One can only guess the emotions that Triggs must have felt when she finally took Victoria home. Having tried to prepare herself for the death of her daughter, and having been advised that this was inevitable, she now found herself confronted with a lifetime of providing care to her profoundly disabled daughter. Not only was Victoria profoundly disabled she would have also had a myriad of other severe health problems.
It would naturally be daunting. She was clearly conflicted. She would have been thinking about her established legal career, would she have to give it up? She would have been thinking about her other children. What attention could she have given them if she was caring for Victoria around the clock? What of her husband and her relationship with him? Would it survive?
It is easy to get on ones high horse decry that Victoria is a living human being who should be treated with dignity. In any case I believe that she was. Sometimes we forget that the parents are living human beings too.
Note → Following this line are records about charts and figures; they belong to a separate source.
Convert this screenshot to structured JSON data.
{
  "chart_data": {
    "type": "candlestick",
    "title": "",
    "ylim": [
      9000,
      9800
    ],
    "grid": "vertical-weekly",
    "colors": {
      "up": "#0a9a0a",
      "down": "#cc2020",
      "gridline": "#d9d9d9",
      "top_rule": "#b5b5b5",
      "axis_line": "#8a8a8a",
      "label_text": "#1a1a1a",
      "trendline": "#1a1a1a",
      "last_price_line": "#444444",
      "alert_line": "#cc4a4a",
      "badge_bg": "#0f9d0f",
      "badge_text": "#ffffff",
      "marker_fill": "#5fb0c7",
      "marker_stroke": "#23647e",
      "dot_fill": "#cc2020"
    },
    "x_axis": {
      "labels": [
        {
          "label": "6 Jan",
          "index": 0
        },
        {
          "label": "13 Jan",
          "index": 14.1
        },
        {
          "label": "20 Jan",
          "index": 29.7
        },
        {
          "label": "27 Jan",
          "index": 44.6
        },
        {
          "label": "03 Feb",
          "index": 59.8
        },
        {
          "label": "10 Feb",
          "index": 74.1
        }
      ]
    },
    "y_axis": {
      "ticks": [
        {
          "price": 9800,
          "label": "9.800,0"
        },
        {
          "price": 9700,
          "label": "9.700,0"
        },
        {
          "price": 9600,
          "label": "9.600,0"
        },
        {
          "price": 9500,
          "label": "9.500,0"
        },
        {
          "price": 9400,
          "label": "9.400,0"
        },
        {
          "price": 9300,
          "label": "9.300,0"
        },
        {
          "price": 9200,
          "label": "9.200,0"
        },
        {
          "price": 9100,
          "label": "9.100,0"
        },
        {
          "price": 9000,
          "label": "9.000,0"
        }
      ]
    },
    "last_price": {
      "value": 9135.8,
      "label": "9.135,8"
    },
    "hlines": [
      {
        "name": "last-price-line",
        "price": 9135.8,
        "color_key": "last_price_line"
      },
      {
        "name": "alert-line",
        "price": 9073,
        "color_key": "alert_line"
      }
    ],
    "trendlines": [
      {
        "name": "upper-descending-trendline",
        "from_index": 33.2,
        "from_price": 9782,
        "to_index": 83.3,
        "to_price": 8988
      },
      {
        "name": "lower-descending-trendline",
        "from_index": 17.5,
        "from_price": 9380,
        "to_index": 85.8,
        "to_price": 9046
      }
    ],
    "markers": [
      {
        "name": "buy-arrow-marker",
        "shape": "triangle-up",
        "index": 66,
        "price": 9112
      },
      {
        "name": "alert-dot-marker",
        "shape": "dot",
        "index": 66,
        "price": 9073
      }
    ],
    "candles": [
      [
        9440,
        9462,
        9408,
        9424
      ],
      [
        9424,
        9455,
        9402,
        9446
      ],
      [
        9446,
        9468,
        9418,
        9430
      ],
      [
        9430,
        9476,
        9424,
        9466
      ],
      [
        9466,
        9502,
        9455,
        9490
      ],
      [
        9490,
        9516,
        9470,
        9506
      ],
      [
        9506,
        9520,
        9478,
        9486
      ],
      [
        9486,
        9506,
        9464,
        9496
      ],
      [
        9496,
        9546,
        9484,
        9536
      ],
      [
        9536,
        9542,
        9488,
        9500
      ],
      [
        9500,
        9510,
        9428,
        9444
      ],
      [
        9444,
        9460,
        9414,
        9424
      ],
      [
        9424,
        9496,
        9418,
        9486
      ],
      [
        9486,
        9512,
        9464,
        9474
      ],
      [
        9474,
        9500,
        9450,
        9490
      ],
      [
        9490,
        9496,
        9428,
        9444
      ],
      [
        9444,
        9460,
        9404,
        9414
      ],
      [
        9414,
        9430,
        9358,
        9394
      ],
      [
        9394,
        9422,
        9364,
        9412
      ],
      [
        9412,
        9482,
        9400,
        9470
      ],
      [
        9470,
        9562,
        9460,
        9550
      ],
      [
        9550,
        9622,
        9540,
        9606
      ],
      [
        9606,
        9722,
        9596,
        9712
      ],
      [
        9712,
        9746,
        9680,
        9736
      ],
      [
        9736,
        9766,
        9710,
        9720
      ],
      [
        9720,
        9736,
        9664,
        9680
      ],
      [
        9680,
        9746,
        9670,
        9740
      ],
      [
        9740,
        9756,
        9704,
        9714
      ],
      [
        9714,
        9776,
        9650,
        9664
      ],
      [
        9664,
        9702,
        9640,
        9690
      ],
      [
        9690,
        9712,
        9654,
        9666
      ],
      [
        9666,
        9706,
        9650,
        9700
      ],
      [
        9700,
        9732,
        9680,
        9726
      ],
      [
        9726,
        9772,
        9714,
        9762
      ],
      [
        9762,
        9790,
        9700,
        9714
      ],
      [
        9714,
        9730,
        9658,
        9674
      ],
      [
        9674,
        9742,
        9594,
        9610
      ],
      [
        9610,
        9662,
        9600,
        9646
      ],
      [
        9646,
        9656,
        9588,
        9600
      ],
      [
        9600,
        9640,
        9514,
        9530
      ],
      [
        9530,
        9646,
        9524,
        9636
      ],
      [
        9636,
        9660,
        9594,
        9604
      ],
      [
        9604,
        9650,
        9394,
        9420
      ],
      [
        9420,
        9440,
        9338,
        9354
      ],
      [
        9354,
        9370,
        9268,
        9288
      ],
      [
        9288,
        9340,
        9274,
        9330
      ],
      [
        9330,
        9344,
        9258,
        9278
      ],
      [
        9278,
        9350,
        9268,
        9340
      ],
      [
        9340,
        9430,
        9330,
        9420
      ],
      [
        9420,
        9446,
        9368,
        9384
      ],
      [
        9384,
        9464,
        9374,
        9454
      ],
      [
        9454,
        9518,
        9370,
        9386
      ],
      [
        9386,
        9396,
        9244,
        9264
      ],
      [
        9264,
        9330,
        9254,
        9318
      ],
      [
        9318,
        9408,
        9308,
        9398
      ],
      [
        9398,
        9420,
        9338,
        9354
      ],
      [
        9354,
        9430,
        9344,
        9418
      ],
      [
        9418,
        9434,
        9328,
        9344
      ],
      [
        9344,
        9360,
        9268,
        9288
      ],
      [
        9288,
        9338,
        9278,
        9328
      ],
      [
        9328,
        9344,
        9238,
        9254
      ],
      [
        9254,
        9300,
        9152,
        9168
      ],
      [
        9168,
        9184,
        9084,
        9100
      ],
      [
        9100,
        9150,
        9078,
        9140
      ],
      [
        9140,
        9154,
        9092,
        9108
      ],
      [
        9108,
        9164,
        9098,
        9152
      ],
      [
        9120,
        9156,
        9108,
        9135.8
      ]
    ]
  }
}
Dealing with a situation where you are confronted with a lifetime of care for a child with a disability is daunting and traumatic. Each individual will respond differently. Some will throw themselves head first into the care of their child with a disability. Others, like Triggs, will make decisions based one all factors in their life, particularly the other family members who will be impacted.
Triggs chose to give up her child to the care of another family. She has also told her story in what some may describe as a politically incorrect way. She should not be judged for that. The decision would not have been easy. It’s so easy for us to be shocked by the detached and seemingly emotionless way Triggs tells the story. It’s so easy for us to be shocked by her use of words such as retarded. But all of this happened a long time ago. Perhaps this business like and detached way that she tells the story is just her way of dealing with what would have been a very difficult time in her life.
Triggs is not alone in her experience. There are many, many other parents who have experienced what she has. There are many who will have made similar decisions to give up their child to the care of others. They do so with the best of intentions for the child and everyone in their lives. Triggs was perhaps a victim of the times and circumstances. Who knows if she would have been advised or reacted differently in todays enlightened age.
As shocking as her story and her method of telling it is, she deserves our empathy, not our judgment.